Vivre dans la dignité
J’ai été très frappée qu’Henri Caillavet meure dans sa 100ième année et si je ne me suis bien sûr pas réjouie de sa mort, je l’ai fait de constater que cette mort fut tardive et naturelle.
Henri Caillavet, ancien Ministre, parlementaire prestigieux, auteur de nombreuses lois et projets de lois, a présidé à deux reprises l’association « Droit de Mourir dans la Dignité ». Je ne sais rien de sa mort, ni des années qui l’ont précédée, mais je pense qu’elles furent en conformité avec cette dignité dont il a été l’ardent défenseur.

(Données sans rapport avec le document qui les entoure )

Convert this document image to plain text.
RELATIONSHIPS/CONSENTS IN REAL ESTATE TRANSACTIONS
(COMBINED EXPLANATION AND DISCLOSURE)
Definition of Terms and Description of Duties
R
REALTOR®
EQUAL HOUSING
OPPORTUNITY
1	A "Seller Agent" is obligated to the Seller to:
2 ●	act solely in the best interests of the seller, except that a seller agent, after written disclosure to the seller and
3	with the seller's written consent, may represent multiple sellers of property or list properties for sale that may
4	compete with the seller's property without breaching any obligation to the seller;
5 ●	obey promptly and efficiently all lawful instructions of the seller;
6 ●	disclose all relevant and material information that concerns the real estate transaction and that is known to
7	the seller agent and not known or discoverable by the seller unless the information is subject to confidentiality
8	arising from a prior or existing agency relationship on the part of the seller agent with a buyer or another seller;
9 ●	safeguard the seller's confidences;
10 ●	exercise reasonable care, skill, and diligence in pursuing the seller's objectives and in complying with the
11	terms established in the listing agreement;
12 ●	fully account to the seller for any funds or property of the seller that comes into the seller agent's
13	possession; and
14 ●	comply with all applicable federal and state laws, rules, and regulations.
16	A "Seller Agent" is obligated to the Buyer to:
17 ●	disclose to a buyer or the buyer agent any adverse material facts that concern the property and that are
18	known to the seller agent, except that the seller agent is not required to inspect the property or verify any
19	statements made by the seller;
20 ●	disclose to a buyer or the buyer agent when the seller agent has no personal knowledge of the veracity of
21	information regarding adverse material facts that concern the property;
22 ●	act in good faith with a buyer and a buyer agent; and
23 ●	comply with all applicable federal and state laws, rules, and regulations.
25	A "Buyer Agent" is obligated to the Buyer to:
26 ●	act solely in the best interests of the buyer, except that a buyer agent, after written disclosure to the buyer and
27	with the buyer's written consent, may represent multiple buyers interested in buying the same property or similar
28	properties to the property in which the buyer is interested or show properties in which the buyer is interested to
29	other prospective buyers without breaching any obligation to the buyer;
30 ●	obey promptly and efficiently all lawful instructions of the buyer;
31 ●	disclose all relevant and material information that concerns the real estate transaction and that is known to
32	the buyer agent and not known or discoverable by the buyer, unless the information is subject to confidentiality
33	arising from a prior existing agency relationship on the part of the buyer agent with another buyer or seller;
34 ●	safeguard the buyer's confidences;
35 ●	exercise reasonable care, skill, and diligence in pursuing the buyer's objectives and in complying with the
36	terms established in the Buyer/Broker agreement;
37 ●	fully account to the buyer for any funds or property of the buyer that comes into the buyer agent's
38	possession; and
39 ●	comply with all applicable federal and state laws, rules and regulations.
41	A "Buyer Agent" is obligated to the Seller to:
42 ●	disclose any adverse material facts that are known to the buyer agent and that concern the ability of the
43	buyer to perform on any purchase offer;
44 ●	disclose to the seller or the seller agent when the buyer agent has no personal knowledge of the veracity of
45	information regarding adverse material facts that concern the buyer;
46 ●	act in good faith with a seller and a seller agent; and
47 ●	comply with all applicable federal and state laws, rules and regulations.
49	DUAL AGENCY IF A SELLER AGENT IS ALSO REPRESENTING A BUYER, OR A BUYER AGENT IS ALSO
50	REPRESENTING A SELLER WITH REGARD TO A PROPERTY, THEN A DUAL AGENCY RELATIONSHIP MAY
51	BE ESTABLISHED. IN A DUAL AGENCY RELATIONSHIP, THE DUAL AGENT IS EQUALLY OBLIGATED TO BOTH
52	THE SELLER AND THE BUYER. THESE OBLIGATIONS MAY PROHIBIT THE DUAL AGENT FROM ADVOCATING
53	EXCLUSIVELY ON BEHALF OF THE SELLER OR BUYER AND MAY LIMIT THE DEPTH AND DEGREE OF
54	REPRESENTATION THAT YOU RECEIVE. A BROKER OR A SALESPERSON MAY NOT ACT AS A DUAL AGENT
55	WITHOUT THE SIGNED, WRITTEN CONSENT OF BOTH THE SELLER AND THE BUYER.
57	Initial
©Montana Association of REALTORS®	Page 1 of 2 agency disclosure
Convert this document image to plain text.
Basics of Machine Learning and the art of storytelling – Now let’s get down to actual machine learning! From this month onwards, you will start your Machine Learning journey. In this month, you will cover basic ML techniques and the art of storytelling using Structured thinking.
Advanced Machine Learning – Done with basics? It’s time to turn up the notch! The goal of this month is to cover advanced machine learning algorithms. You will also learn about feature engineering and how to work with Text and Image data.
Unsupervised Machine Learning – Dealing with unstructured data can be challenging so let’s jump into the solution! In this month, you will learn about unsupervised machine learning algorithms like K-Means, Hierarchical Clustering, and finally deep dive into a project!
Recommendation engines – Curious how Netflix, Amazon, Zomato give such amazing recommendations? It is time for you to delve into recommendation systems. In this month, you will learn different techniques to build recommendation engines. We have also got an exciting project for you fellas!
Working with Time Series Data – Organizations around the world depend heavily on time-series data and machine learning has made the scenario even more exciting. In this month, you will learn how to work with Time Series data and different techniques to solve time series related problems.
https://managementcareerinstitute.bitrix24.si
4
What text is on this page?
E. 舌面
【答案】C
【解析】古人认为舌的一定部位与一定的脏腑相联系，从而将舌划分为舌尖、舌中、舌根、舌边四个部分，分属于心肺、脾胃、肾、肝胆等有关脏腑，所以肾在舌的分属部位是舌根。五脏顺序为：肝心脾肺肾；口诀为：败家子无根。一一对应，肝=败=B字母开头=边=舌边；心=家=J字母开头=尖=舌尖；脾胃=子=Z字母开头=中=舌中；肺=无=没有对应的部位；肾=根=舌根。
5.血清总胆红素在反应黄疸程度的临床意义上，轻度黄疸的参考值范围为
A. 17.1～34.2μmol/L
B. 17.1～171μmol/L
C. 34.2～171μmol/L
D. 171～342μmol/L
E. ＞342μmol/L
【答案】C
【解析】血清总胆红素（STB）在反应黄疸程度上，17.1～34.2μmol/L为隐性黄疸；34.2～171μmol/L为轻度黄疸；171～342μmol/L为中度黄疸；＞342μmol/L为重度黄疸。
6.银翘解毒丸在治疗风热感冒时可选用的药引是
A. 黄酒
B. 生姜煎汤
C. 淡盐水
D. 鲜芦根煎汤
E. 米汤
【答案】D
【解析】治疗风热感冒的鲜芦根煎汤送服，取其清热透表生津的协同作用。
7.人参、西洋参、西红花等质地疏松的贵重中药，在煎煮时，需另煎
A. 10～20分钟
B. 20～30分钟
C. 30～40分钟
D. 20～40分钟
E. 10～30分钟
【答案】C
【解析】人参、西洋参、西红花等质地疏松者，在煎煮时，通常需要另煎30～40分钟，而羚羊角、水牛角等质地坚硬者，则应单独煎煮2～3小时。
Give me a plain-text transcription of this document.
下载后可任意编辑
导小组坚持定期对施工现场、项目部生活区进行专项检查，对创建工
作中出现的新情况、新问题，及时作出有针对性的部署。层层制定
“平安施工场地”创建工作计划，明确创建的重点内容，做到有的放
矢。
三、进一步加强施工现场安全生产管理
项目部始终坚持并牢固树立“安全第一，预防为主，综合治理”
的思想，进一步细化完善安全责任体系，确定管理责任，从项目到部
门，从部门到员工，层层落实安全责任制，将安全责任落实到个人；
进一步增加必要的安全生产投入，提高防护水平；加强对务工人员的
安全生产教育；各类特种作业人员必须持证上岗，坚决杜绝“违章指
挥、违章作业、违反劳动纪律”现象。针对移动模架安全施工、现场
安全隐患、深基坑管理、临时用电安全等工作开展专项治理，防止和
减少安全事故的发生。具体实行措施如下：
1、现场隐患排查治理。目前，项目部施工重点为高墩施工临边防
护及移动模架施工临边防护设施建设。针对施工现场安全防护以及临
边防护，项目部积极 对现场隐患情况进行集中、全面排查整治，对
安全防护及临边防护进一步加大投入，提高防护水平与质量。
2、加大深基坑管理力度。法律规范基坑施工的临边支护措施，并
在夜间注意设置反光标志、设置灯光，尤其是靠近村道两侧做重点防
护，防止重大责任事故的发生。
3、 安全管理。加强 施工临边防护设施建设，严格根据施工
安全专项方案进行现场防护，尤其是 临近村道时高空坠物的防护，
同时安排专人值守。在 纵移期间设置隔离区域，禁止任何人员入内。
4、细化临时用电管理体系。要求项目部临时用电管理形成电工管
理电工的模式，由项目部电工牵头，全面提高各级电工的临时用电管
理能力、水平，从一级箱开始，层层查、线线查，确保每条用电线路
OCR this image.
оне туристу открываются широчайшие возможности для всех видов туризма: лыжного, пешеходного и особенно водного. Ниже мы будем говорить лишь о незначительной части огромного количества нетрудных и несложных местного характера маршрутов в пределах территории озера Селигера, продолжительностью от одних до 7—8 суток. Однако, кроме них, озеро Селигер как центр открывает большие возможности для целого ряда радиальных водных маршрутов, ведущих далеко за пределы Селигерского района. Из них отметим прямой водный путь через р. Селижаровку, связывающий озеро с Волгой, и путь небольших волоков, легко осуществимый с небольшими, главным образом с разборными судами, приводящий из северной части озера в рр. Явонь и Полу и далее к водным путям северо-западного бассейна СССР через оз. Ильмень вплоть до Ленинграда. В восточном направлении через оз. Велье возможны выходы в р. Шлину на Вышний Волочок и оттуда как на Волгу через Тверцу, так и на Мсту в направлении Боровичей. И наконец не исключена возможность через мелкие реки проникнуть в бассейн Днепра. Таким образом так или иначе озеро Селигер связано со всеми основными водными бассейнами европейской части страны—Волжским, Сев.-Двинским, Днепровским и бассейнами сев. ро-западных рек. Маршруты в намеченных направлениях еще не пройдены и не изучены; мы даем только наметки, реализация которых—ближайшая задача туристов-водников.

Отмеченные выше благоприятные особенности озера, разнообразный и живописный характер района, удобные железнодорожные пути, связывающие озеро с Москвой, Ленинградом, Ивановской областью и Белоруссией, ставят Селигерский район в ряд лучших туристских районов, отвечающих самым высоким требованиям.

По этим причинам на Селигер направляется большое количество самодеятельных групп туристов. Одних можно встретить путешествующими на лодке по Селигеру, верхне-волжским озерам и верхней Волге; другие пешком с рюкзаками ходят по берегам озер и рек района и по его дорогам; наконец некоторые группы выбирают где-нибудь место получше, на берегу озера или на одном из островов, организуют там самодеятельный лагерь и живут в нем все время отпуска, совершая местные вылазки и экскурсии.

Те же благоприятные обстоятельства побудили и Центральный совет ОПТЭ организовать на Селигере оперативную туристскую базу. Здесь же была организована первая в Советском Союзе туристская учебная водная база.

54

Il démontre en tout cas qu’on peut aborder le grand, voire le très grand âge, et demeurer dans cette dignité et dans ce désir de vivre qui est celui des candidats centenaires. Tous les gériatres le confirment : la demande d’euthanasie est très rare quand l’âge prévisible de la mort approche et c’est tant mieux.
Cette disposition n’est pour autant pas générale : beaucoup (en proportion des autres décennies) d’âgés se suicident. A chaque dizaine d’années que l’on gagne, le taux de suicide augmente. Au dessus de 80 ans, il est trois fois supérieur à la moyenne nationale tous âges confondus (44/100 000 au lieu de 15/100 000) et 3000 âgés se suicident chaque année.
Je n’ai pas de chiffre précis, on s’en doute, mais l’expérience des médecins et en particulier des gériatres montre que la demande d’euthanasie de la part de la personne elle-même est à ces âges pratiquement nulle (ce n’est pas le cas de la demande des familles).
Tout se passe comme si les âgés qui voulaient en finir avec la vie ne comptaient que sur eux-mêmes. Leur suicide est radical, sans possibilité de voir leur main retenue et se fait par arme à feu, pendaison ou défenestration. Hors de ce groupe, relativement faible en nombre, plus la vie devient vulnérable et fragile, plus on a à la défendre, plus on désire continuer à vivre. L’expérience de mes malades m’a aussi enseigné ce principe.
Henri Caillavet (et heureusement tant d’autres) a démontré que l’on pouvait vivre jusqu’au bout dans la dignité, et je l’espère davantage : dans l’honneur, le respect et l’affection, le bien être.